Final Thoughts Post-Surgery

Everyone Needs a Lila (but you can’t have mine!)

First off, thank you so much to everyone who has reached out to me after my last blog entry.  Your responses and well wishes are very much appreciated.  I now realize how few people knew about my surgery back in June.  I hadn’t given it much thought until now how private I had been about all of this.

Rest assured; I am fine.  At this writing, the surgery was 11 weeks ago and I am basically fully healed.  I spent a lot of time in the Berkshires, which, as I mentioned previously, provided the perfect setting for rest, relaxation, and reflection.  It was in the Berkshires where I first came up with the idea for this blog. 

My doctor had told me to walk as much as possible.   Fortunately, I had a wonderful walking companion in Lila, our 11-year-old malamute mix.  If you know me at all, you knew I would work Lila into this blog!  I think that everybody needs a Lila, but you can’t have mine, you’ll have to get your own.  Whenever I wanted to go for a walk, Lila was more than happy to keep me company.  Lila doesn’t travel much beyond visits to the vet, groomer, and occasional visits to her human grandparents, but she seemed to enjoy her time in the mountains.

I had a telephone follow-up with the surgeon at about 10 days post-op.  The pathology reports from the organs that were removed all came back clean—that is, there was no evidence of cancer or precancerous growths.  This was, of course, good news; the surgeon had told me that in about 10%-15% of cases, precancerous growths are detected in the post-op pathology.

I had taken 2 weeks off of work.  After the first week, I felt well enough to work at my computer and got back to answering emails, taking phone calls, and doing other work-related tasks in short bursts.  I am grateful to my work colleagues in the US, Canada, and Israel, who were so understanding and supportive during my medical leave, even as they didn’t know exactly what was going on, other than I was having a surgical procedure.

Physically I feel fine now.  I’ve done some running again (not very consistently, to be sure), went kayaking on the lake, and hiking in the Berkshires.
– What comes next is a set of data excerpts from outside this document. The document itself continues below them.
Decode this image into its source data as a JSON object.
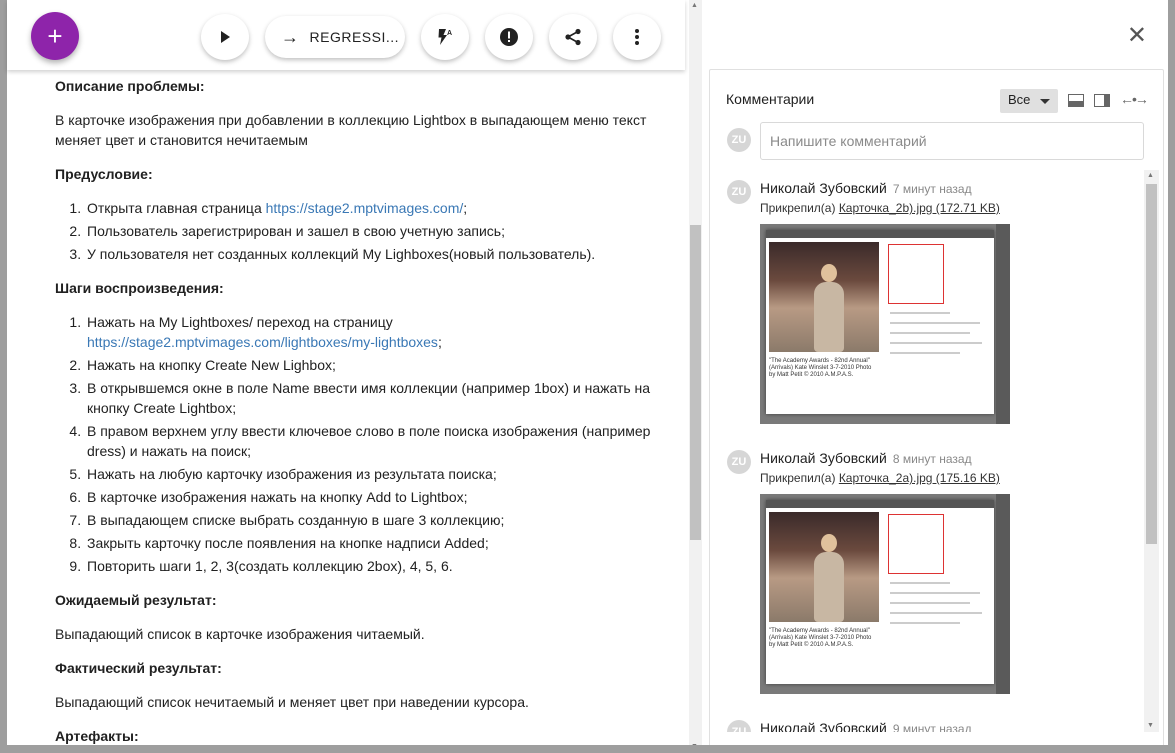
{
  "toolbar": {
    "add": "+",
    "pill_label": "REGRESSI...",
    "pill_arrow": "→"
  },
  "issue": {
    "problem_heading": "Описание проблемы:",
    "problem_text": "В карточке изображения при добавлении в коллекцию Lightbox в выпадающем меню текст меняет цвет и становится нечитаемым",
    "precondition_heading": "Предусловие:",
    "preconditions": [
      {
        "before": "Открыта главная страница ",
        "link": "https://stage2.mptvimages.com/",
        "after": ";"
      },
      {
        "before": "Пользователь зарегистрирован и зашел в свою учетную запись;",
        "link": "",
        "after": ""
      },
      {
        "before": "У пользователя нет созданных коллекций My Lighboxes(новый пользователь).",
        "link": "",
        "after": ""
      }
    ],
    "steps_heading": "Шаги воспроизведения:",
    "steps": [
      {
        "before": "Нажать на My Lightboxes/ переход на страницу ",
        "link": "https://stage2.mptvimages.com/lightboxes/my-lightboxes",
        "after": ";"
      },
      {
        "before": "Нажать на кнопку Create New Lighbox;",
        "link": "",
        "after": ""
      },
      {
        "before": "В открывшемся окне в поле Name ввести имя коллекции (например 1box) и нажать на кнопку Create Lightbox;",
        "link": "",
        "after": ""
      },
      {
        "before": "В правом верхнем углу ввести ключевое слово в поле поиска изображения (например dress) и нажать на поиск;",
        "link": "",
        "after": ""
      },
      {
        "before": "Нажать на любую карточку изображения из результата поиска;",
        "link": "",
        "after": ""
      },
      {
        "before": "В карточке изображения нажать на кнопку Add to Lightbox;",
        "link": "",
        "after": ""
      },
      {
        "before": "В выпадающем списке выбрать созданную в шаге 3 коллекцию;",
        "link": "",
        "after": ""
      },
      {
        "before": "Закрыть карточку после появления на кнопке надписи Added;",
        "link": "",
        "after": ""
      },
      {
        "before": "Повторить шаги 1, 2, 3(создать коллекцию 2box), 4, 5, 6.",
        "link": "",
        "after": ""
      }
    ],
    "expected_heading": "Ожидаемый результат:",
    "expected_text": "Выпадающий список в карточке изображения читаемый.",
    "actual_heading": "Фактический результат:",
    "actual_text": "Выпадающий список нечитаемый и меняет цвет при наведении курсора.",
    "artifacts_heading": "Артефакты:"
  },
  "comments": {
    "title": "Комментарии",
    "filter_value": "Все",
    "input_placeholder": "Напишите комментарий",
    "current_user_initials": "ZU",
    "items": [
      {
        "initials": "ZU",
        "author": "Николай Зубовский",
        "time": "7 минут назад",
        "attach_prefix": "Прикрепил(а) ",
        "attach_name": "Карточка_2b).jpg (172.71 KB)",
        "caption": "\"The Academy Awards - 82nd Annual\" (Arrivals) Kate Winslet 3-7-2010 Photo by Matt Petit © 2010 A.M.P.A.S."
      },
      {
        "initials": "ZU",
        "author": "Николай Зубовский",
        "time": "8 минут назад",
        "attach_prefix": "Прикрепил(а) ",
        "attach_name": "Карточка_2a).jpg (175.16 KB)",
        "caption": "\"The Academy Awards - 82nd Annual\" (Arrivals) Kate Winslet 3-7-2010 Photo by Matt Petit © 2010 A.M.P.A.S."
      },
      {
        "initials": "ZU",
        "author": "Николай Зубовский",
        "time": "9 минут назад"
      }
    ]
  },
  "colors": {
    "fab": "#8e24aa",
    "link": "#3a78b5"
  }
}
The incisions on my abdomen are red and ugly, but they will fade with time.  I’ve gained some weight, probably a combination of lack of exercise and less-than-stellar eating habits in the Berkshires, but I’m making an effort to get back to healthy eating now. 

So, what are my thoughts about all of this?  I should feel good—relieved at least—that I have reduced my risk of ovarian cancer by about 80%.  That’s good, of course.  The scary thing about ovarian cancer is that it is so difficult to detect, so I’ve taken that worry off the table.  Still, it was odd when I had my annual gyn exam with Dr. K., and he ran his usual checks.  “No, nothing there,” he said with a smile when he palpated the ovaries and uterus. 
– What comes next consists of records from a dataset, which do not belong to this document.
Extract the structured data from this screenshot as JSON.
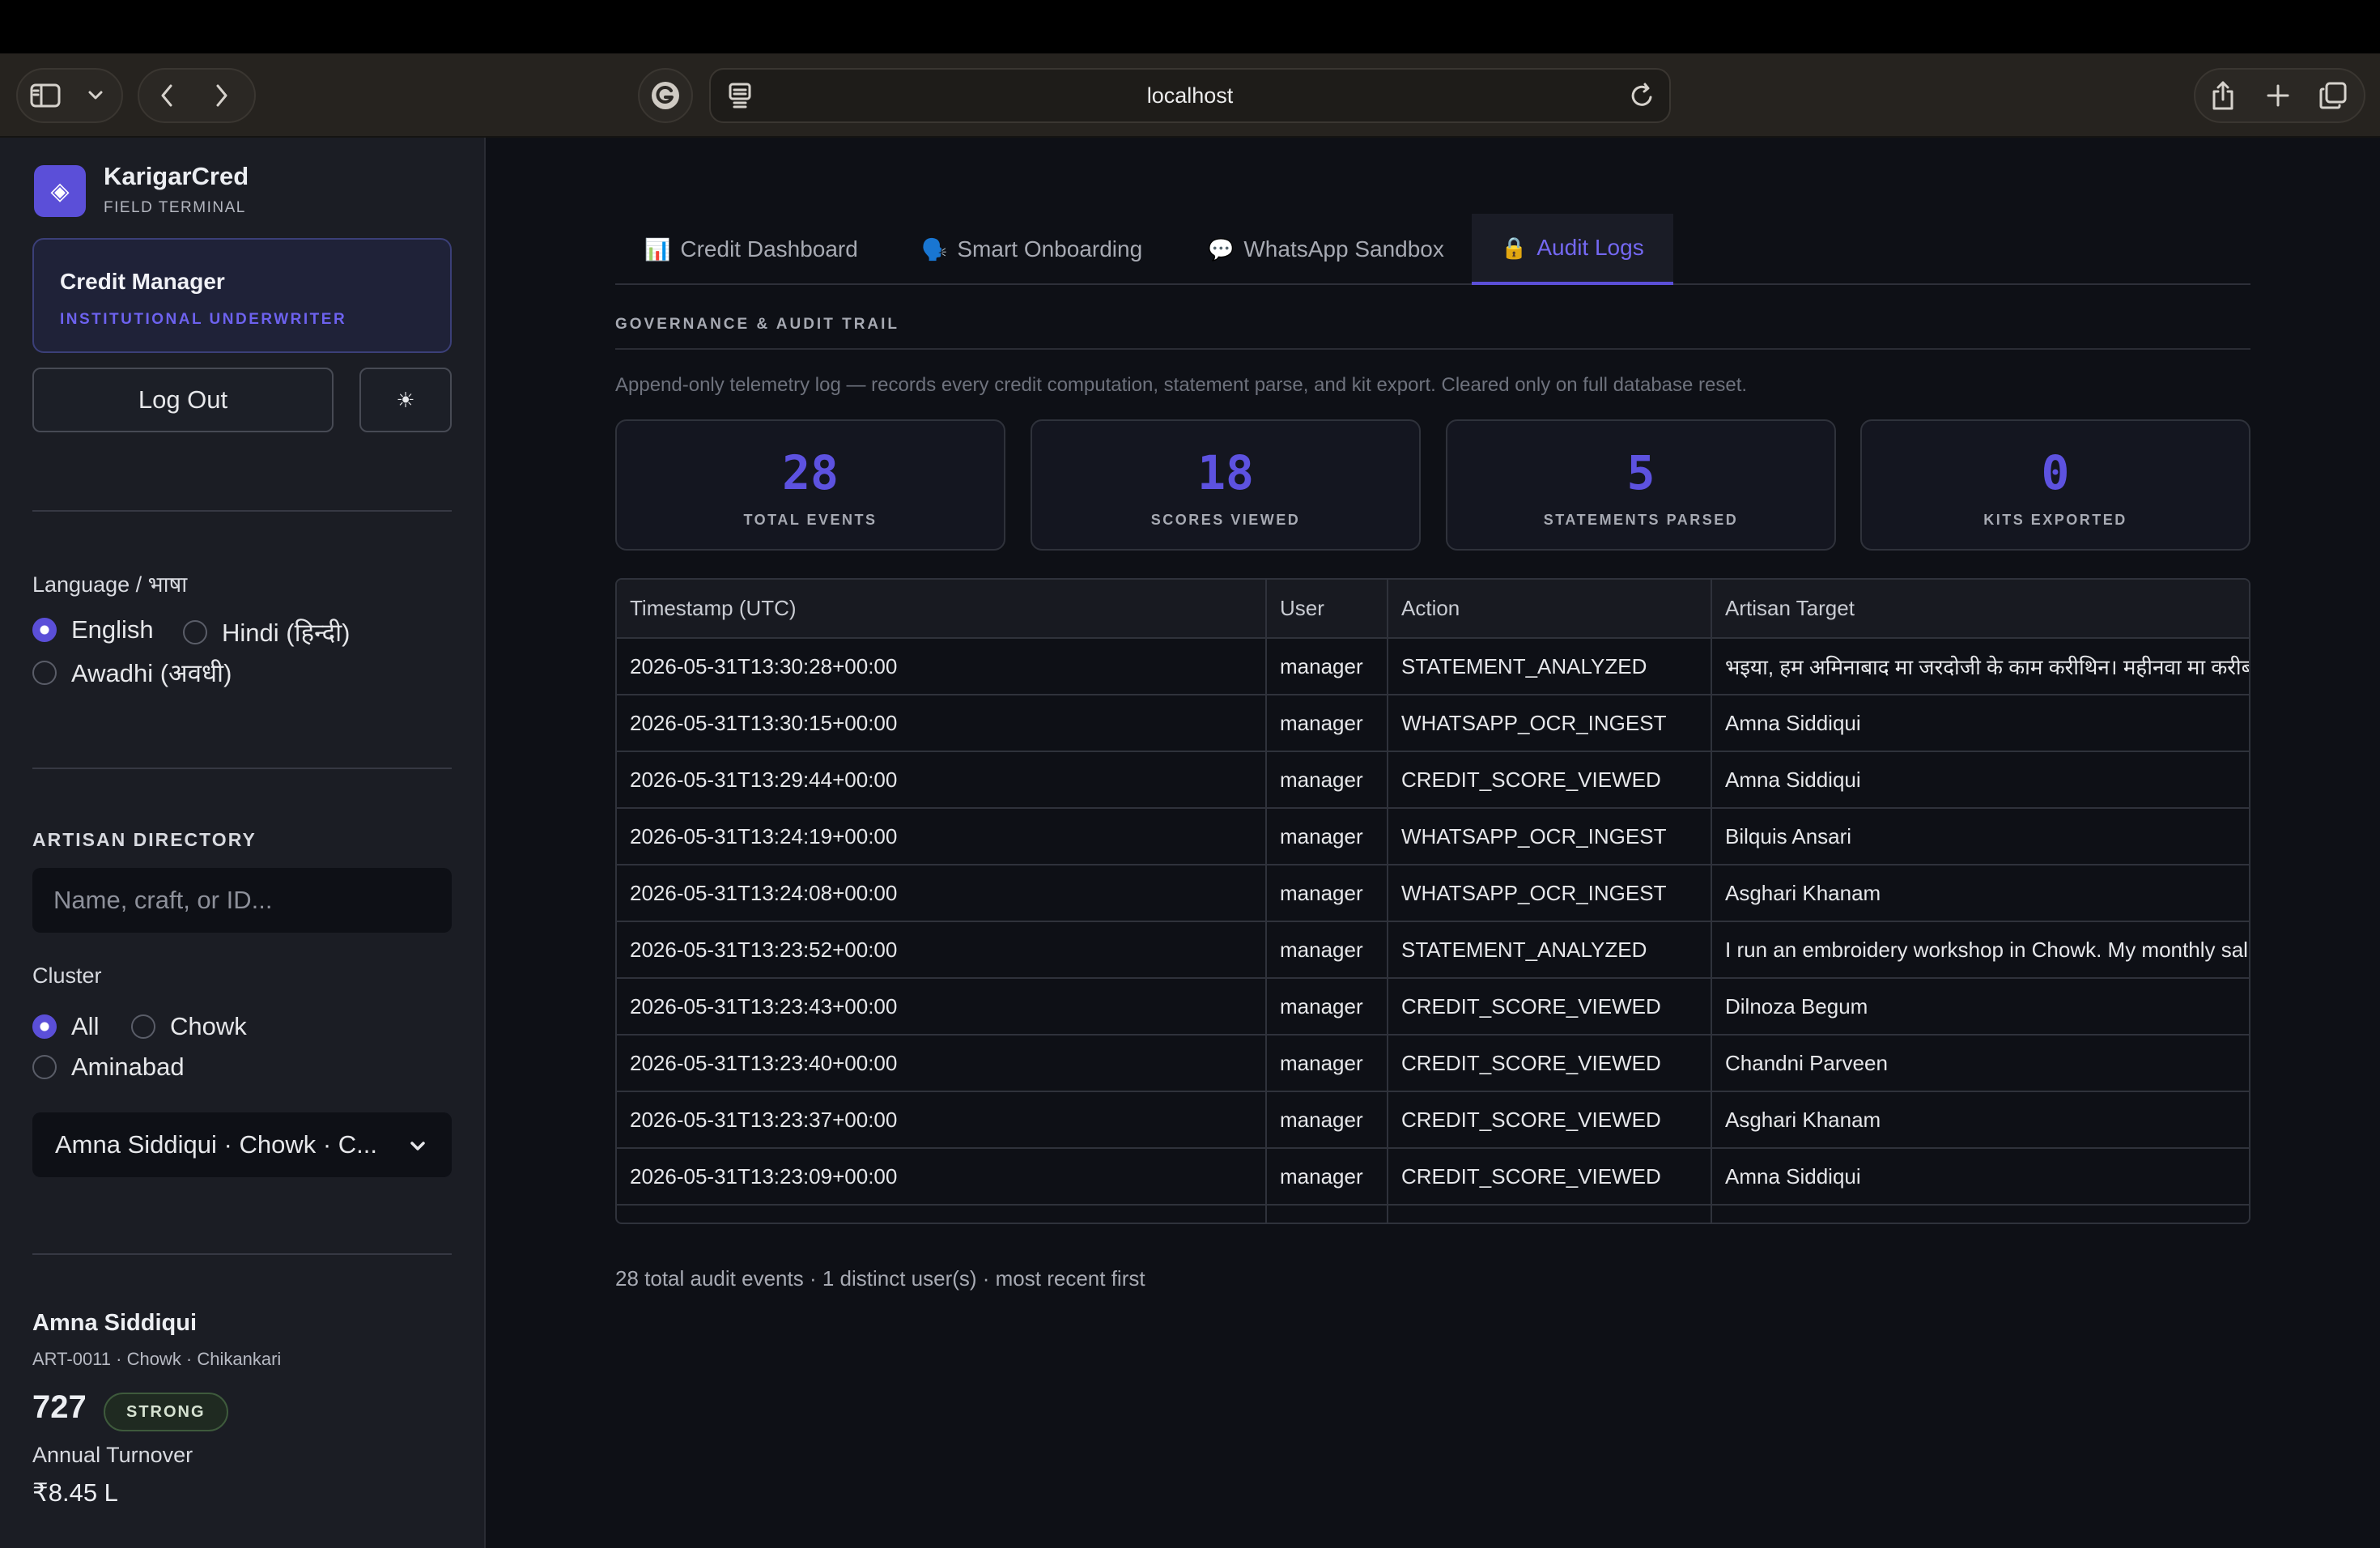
{
  "browser": {
    "url": "localhost"
  },
  "sidebar": {
    "brand": "KarigarCred",
    "brand_sub": "FIELD TERMINAL",
    "role_title": "Credit Manager",
    "role_sub": "INSTITUTIONAL UNDERWRITER",
    "logout_label": "Log Out",
    "theme_icon": "☀",
    "language_label": "Language / भाषा",
    "languages": [
      {
        "label": "English",
        "selected": true
      },
      {
        "label": "Hindi (हिन्दी)",
        "selected": false
      },
      {
        "label": "Awadhi (अवधी)",
        "selected": false
      }
    ],
    "directory_heading": "ARTISAN DIRECTORY",
    "search_placeholder": "Name, craft, or ID...",
    "cluster_label": "Cluster",
    "clusters": [
      {
        "label": "All",
        "selected": true
      },
      {
        "label": "Chowk",
        "selected": false
      },
      {
        "label": "Aminabad",
        "selected": false
      }
    ],
    "artisan_select": "Amna Siddiqui · Chowk · C...",
    "artisan": {
      "name": "Amna Siddiqui",
      "meta": "ART-0011 · Chowk · Chikankari",
      "score": "727",
      "badge": "STRONG",
      "turnover_label": "Annual Turnover",
      "turnover_value": "₹8.45 L"
    }
  },
  "tabs": [
    {
      "icon": "📊",
      "label": "Credit Dashboard",
      "active": false
    },
    {
      "icon": "🗣️",
      "label": "Smart Onboarding",
      "active": false
    },
    {
      "icon": "💬",
      "label": "WhatsApp Sandbox",
      "active": false
    },
    {
      "icon": "🔒",
      "label": "Audit Logs",
      "active": true
    }
  ],
  "section": {
    "heading": "GOVERNANCE & AUDIT TRAIL",
    "description": "Append-only telemetry log — records every credit computation, statement parse, and kit export. Cleared only on full database reset."
  },
  "kpis": [
    {
      "value": "28",
      "label": "TOTAL EVENTS"
    },
    {
      "value": "18",
      "label": "SCORES VIEWED"
    },
    {
      "value": "5",
      "label": "STATEMENTS PARSED"
    },
    {
      "value": "0",
      "label": "KITS EXPORTED"
    }
  ],
  "table": {
    "columns": [
      "Timestamp (UTC)",
      "User",
      "Action",
      "Artisan Target"
    ],
    "rows": [
      [
        "2026-05-31T13:30:28+00:00",
        "manager",
        "STATEMENT_ANALYZED",
        "भइया, हम अमिनाबाद मा जरदोजी के काम करीथिन। महीनवा मा करीब"
      ],
      [
        "2026-05-31T13:30:15+00:00",
        "manager",
        "WHATSAPP_OCR_INGEST",
        "Amna Siddiqui"
      ],
      [
        "2026-05-31T13:29:44+00:00",
        "manager",
        "CREDIT_SCORE_VIEWED",
        "Amna Siddiqui"
      ],
      [
        "2026-05-31T13:24:19+00:00",
        "manager",
        "WHATSAPP_OCR_INGEST",
        "Bilquis Ansari"
      ],
      [
        "2026-05-31T13:24:08+00:00",
        "manager",
        "WHATSAPP_OCR_INGEST",
        "Asghari Khanam"
      ],
      [
        "2026-05-31T13:23:52+00:00",
        "manager",
        "STATEMENT_ANALYZED",
        "I run an embroidery workshop in Chowk. My monthly sales"
      ],
      [
        "2026-05-31T13:23:43+00:00",
        "manager",
        "CREDIT_SCORE_VIEWED",
        "Dilnoza Begum"
      ],
      [
        "2026-05-31T13:23:40+00:00",
        "manager",
        "CREDIT_SCORE_VIEWED",
        "Chandni Parveen"
      ],
      [
        "2026-05-31T13:23:37+00:00",
        "manager",
        "CREDIT_SCORE_VIEWED",
        "Asghari Khanam"
      ],
      [
        "2026-05-31T13:23:09+00:00",
        "manager",
        "CREDIT_SCORE_VIEWED",
        "Amna Siddiqui"
      ]
    ]
  },
  "footer": "28 total audit events · 1 distinct user(s) · most recent first"
}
And yet—I’ve just surgically removed healthy tissue.  What if they never would have become cancerous?  What if I didn’t really need to have this done?  I’ll never know.  That bothers me.
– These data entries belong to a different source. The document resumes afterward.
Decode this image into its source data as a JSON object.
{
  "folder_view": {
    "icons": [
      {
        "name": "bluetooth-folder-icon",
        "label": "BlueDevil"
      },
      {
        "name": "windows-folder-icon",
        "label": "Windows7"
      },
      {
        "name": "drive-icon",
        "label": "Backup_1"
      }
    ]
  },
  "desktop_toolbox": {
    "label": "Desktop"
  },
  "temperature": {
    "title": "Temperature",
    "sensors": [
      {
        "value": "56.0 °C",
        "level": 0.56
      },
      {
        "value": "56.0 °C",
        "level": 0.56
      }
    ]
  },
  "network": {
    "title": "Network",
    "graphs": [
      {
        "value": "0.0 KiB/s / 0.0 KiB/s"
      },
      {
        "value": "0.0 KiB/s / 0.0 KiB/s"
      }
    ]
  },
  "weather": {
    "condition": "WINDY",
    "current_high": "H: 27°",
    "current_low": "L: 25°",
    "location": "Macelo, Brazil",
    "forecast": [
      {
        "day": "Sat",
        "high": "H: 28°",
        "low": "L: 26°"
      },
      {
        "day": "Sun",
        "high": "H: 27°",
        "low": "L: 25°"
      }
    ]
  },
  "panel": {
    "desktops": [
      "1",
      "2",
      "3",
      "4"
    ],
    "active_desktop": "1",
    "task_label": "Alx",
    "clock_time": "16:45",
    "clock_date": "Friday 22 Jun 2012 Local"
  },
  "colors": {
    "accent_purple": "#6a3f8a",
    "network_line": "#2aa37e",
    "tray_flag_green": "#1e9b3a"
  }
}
I am now a woman without fallopian tubes, ovaries, and a uterus.  No, those parts did not make me who I am.  I am not defined by specific body parts.  Even more, in this era of nonbinary and transgender rights, no body parts really define who is male, female, or neither exclusively.  For me, those reproductive parts had undoubtedly outlived their usefulness anyway.  Yet it still feels weird, mentally, to know that my “female parts” are no longer a part of me. 

This week, a law went into effect in Texas that de facto outlaws abortion in the state.  I think a lot about women who just had their right to make medical decisions about their own bodies curtailed.  The law is not about fetuses; it is about who controls a woman’s right to make medical decisions over her reproductive organs.  I am grateful that I still have the right to make decisions over my body, and I am distressed for the women whose right to control their uterus was taken away. 

In the end, I just checked something off my BRCA1 checklist.  Uterus, ovaries, fallopian tubes, cervix removed—check!  But the checklist is long, and I have a long way to go.